OptionTypeDefaultDescription
timezonestringUTCIANA timezone for cron evaluation.
overlap"skip" | "allow" | "queue""skip"What to do when the previous tick is still running.
catchup"skip" | "runOnce" | "all""skip"Missed-while-down policy, applied at startup.
jitterDuration0Random 0..=jitter delivery delay per fire — spreads thundering herds across a fleet of schedules.

Overlap policy#

PolicyBehavior
skipDon't fire while a previous tick is still pending or running. For idempotent sync-style jobs.
queueAlways fire, but execute ticks one at a time in order.
allowAlways fire; ticks may run concurrently.

Catch-up policy#

The next fire time is persisted. When a process starts and finds it in the past, the catch-up policy decides what happens:

// Deploy timeline for catchup policies, schedule = every 1h:
//
//   10:00  fires normally
//   10:30  process stops (deploy, crash, laptop lid…)
//   13:45  process starts again — 3 ticks were missed (11:00, 12:00, 13:00)
//
//   catchup: "skip"     → nothing fires; next tick 14:00
//   catchup: "runOnce"  → fires ONCE at 13:45, then 14:00, 15:00, …
//   catchup: "all"      → fires 3 times at 13:45 (capped at 100,
//                          cap is logged, never silent), then 14:00, …

catchup: 'all' is capped

A schedule that was down for a month would otherwise flood the queue. Replay is capped at 100 fires; hitting the cap logs a warning with the number of dropped ticks — never silent.

How it works#

  • Definitions are persisted with a canonical spec string.
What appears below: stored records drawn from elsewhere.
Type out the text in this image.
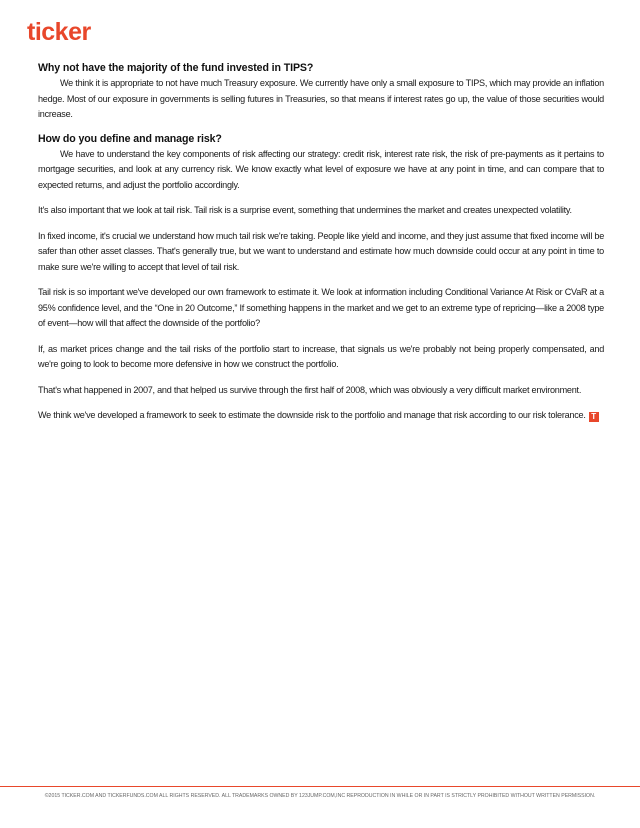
ticker
Why not have the majority of the fund invested in TIPS?

We think it is appropriate to not have much Treasury exposure. We currently have only a small exposure to TIPS, which may provide an inflation hedge. Most of our exposure in governments is selling futures in Treasuries, so that means if interest rates go up, the value of those securities would increase.

How do you define and manage risk?

We have to understand the key components of risk affecting our strategy: credit risk, interest rate risk, the risk of pre-payments as it pertains to mortgage securities, and look at any currency risk. We know exactly what level of exposure we have at any point in time, and can compare that to expected returns, and adjust the portfolio accordingly.

It's also important that we look at tail risk. Tail risk is a surprise event, something that undermines the market and creates unexpected volatility.

In fixed income, it's crucial we understand how much tail risk we're taking. People like yield and income, and they just assume that fixed income will be safer than other asset classes. That's generally true, but we want to understand and estimate how much downside could occur at any point in time to make sure we're willing to accept that level of tail risk.

Tail risk is so important we've developed our own framework to estimate it. We look at information including Conditional Variance At Risk or CVaR at a 95% confidence level, and the “One in 20 Outcome,” If something happens in the market and we get to an extreme type of repricing—like a 2008 type of event—how will that affect the downside of the portfolio?

If, as market prices change and the tail risks of the portfolio start to increase, that signals us we're probably not being properly compensated, and we're going to look to become more defensive in how we construct the portfolio.

That's what happened in 2007, and that helped us survive through the first half of 2008, which was obviously a very difficult market environment.

We think we've developed a framework to seek to estimate the downside risk to the portfolio and manage that risk according to our risk tolerance. T

©2015 TICKER.COM AND TICKERFUNDS.COM ALL RIGHTS RESERVED. ALL TRADEMARKS OWNED BY 123JUMP.COM,INC REPRODUCTION IN WHILE OR IN PART IS STRICTLY PROHIBITED WITHOUT WRITTEN PERMISSION.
On restart with the same spec, the stored next-fire time wins (continuity); a changed spec recomputes from now.
  • A fire enqueues a job onto a hidden queue (zenzip.schedule.<name>) — one engine, so schedule execution inherits leases, crash recovery, and graceful drain from the queue engine.
  • The overlap policy maps to that queue's concurrency (skip/queue → 1, allow → 8) plus an active-count guard for skip.
  • The scheduler loop ticks in Rust (default 250ms, configurable via schedulerTick) — zero JS wakeups between fires.